Error generating conformers for G3


## A couple of molecules have unspecified stereochemistry so pick a random stereoisomer

G5 a nitrogen which would likely interconvert quickly in solution, but which needs stereochemistry specified for conformer generation.
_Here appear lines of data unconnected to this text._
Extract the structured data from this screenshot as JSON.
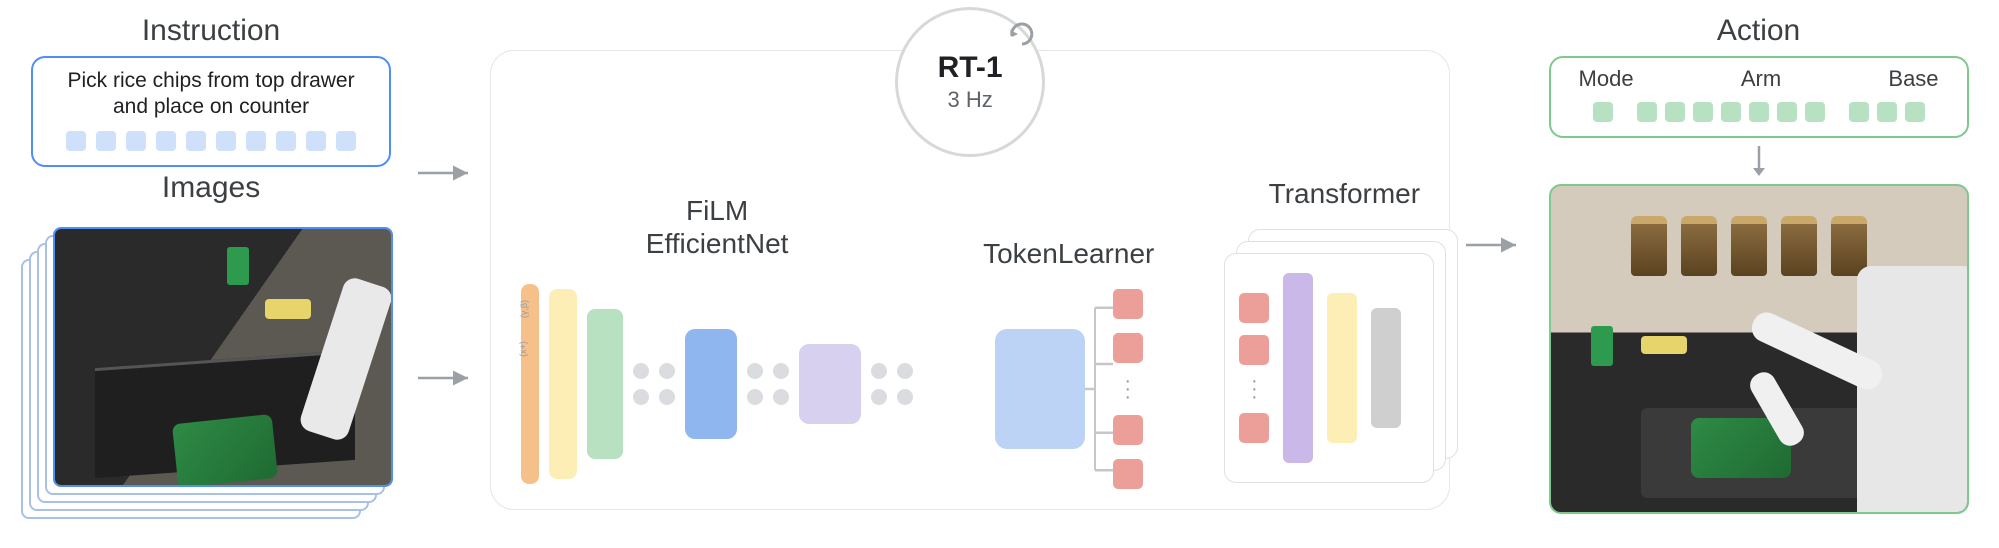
{
  "left": {
    "instruction_title": "Instruction",
    "instruction_text": "Pick rice chips from top drawer and place on counter",
    "images_title": "Images"
  },
  "center": {
    "badge_title": "RT-1",
    "badge_hz": "3 Hz",
    "module1_line1": "FiLM",
    "module1_line2": "EfficientNet",
    "module2": "TokenLearner",
    "module3": "Transformer",
    "film_gamma_beta": "(γ,β)",
    "film_xplus": "(x+)"
  },
  "right": {
    "action_title": "Action",
    "col_mode": "Mode",
    "col_arm": "Arm",
    "col_base": "Base"
  },
  "colors": {
    "blue_accent": "#4f8ef7",
    "green_accent": "#7fc98f",
    "token_blue": "#cfe0fb",
    "token_green": "#b7e1c0"
  }
}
This may need attention from modelers, especially when there are other steroecenters.

In [4]:
# Make files for G3 by picking a random stereoisomer
# Comes up only when we set to neutral pH
# so it's likely protonation of the nitrogen? 
problem_IDs = ['G3']

omega = OEOmega()
#set the maximum conformer generated to 1
omega.SetMaxConfs(1) 
omega.SetIncludeInput(False)
omega.SetStrictAtomTypes(False) #Leniency in assigning atom types
omega.SetStrictStereo(False) #Don't generate conformers if stereochemistry not provided. Setting to false would pick a random stereoisomer

for mol_id in problem_IDs:
    # Generate new OEMol and parse SMILES
    mol = mols_by_ID[mol_id]
    # Generate one conformer
    status = omega(mol)
    if not status:
        print("Error generating conformers for %s, %s. Mol index is %s" % (smiles[idx], MoleculeIDs[idx],idx))

    
    # Assign charges
    OEAssignPartialCharges(mol, OECharges_AM1BCC)    
    
    # Write out PDB of molecule
    ofile = oemolostream('%s.pdb'%(mol_id))
    OEWriteMolecule(ofile, mol)
    ofile.close()

    # Write out MOL2 of molecule
    ofile = oemolostream('%s.mol2'%(mol_id))
    OEWriteMolecule(ofile, mol)
    ofile.close()

    # Write out SDF of molecule
    ofile = oemolostream('%s.sdf'%(mol_id))
    OEWriteMolecule(ofile, mol)
    ofile.close()